Insurer Had No Duty To Defend Additional Insured’s Faulty Work, Judge Holds
(December 9, 2015, 10:38 AM EST) -- ORLANDO, Fla. — Allegations of an additional insured’s faulty work to a roof do not constitute an “occurrence,” a Florida federal judge ruled Dec. 7, finding that a commercial general liability insurer had no duty to defend or indemnify (Core Construction Services Southeast, Inc. v. Crum & Forster Specialty Insurance Co., No. 14-1790, M.D. Fla.; 2015 U.S. Dist. LEXIS 163695).
(Order available. Document #69-160108-002R.)
Core Construction Services Southeast Inc. served as general contractor for the Lakeview at Carlton Lakes, a condominium project. In 1996, Core Construction entered into a subcontract with Patnode Roofing Inc. to install roofs at the Lakeview. From Aug. 1, 2003, to Aug. 1, 2008, Patnode was insured under a series of one-year commercial general liability policies issued by Crum & Forster Specialty Insurance Co. Patnode completed its work on the Lakeview in 1998.
In 2005, Hurricane Wilma hit the Lakeview, and a number of its roofs were damaged.
Empire Indemnity Insurance Co. paid a portion of the losses sustained by the Lakeview at Carlton Lakes Condominium Association Inc., then entered into an assignment allowing it to pursue the association’s claims resulting from the roof damage. Empire, as both assignee and subrogee of the association, sued Core Construction, Patnode and others in 2007, seeking to recover damages allegedly caused by construction defects in the condominium project.
Duty To Defend
Core Construction tendered its defense to Crum & Forster, but the insurer refused to defend or indemnify Core Construction. On Nov. 3, 2014, Core Construction sued Crum & Forster in the U.S. District Court for the Middle District of Florida, alleging that the insurer breached one or more of the CGL policies by refusing to defend or indemnify Core Construction as an additional insured. On Aug. 10, 2015 Core Construction settled the underlying action. Core Construction and Crum & Forster filed motions for summary judgment.

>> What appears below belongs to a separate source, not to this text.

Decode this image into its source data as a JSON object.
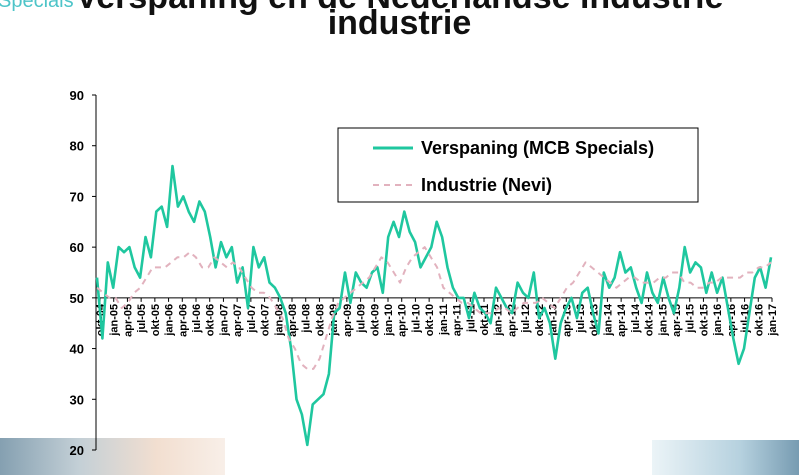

Judge Gregory A. Presnell granted summary judgment to Crum & Forster, finding that the insurer had no duty to defend or indemnify Core Construction. Citing United States Fire Insurance Co. v. J.S.U.B., Inc. (979 So.2d 871, 891 [Fla. 2007]), the judge held that Florida law provides that faulty work can constitute an “occurrence” when the work causes “property damage” to the completed project. However, the judge noted that the faulty workmanship must result in damage to some other element to cause property damage.
The judge then cited Auto-Owners Insurance Co. v. Pozzi Window Co. (984 So. 2d 1241, 1248 [Fla. 2008]) to explain that the “mere inclusion of a defective component, such as a defective window, or the defective installation of a window, does not constitute property damage unless that defective component results in physical injury to some other tangible property.”
Judge Presnell agreed with Crum & Forster that there were no allegations that Patnode’s allegedly faulty work resulted in “property damage” because it asserted only that the roofs had been damaged, rather than asserting that the faulty roofs had caused damage to other elements of the Lakeview. The judge found that Empire asserted that as a result of various breaches of duty on the part of Core Construction and the other defendants, the plaintiffs have been damaged and have been required to repair and replace the roofs of the condominiums.
“The only items explicitly referenced in the Fourth Amended Complaint as requiring repair or replacement are the roofs. Similarly, the document assigning the Association’s claims to Empire — which was attached to the Fourth Amended Complaint — recites that the Association ‘believes that the damages and defects sustained by the roofs of the 24 buildings at [the Lakeview] caused by negligent and faulty construction exceed $2,684,358.16’ and limits the claims assigned to ‘the damages to the roofs of the 24 buildings at [the Lakeview],’” the judge said.
Finally, the judge rejected Core Construction’s argument that Empire’s complaint establishes two categories of damages — one consisting of damages resulting from the Defendants’ breaches, and one consisting of the repair and replacement of the roofs. However, the judge held that it does not suggest that Empire alleged that the roofs had to be replaced and their failure caused damage to other parts of the buildings, as needed to assert a claim for property damage. Therefore, the judge ruled that Crum & Forster had no duty to defend or indemnify.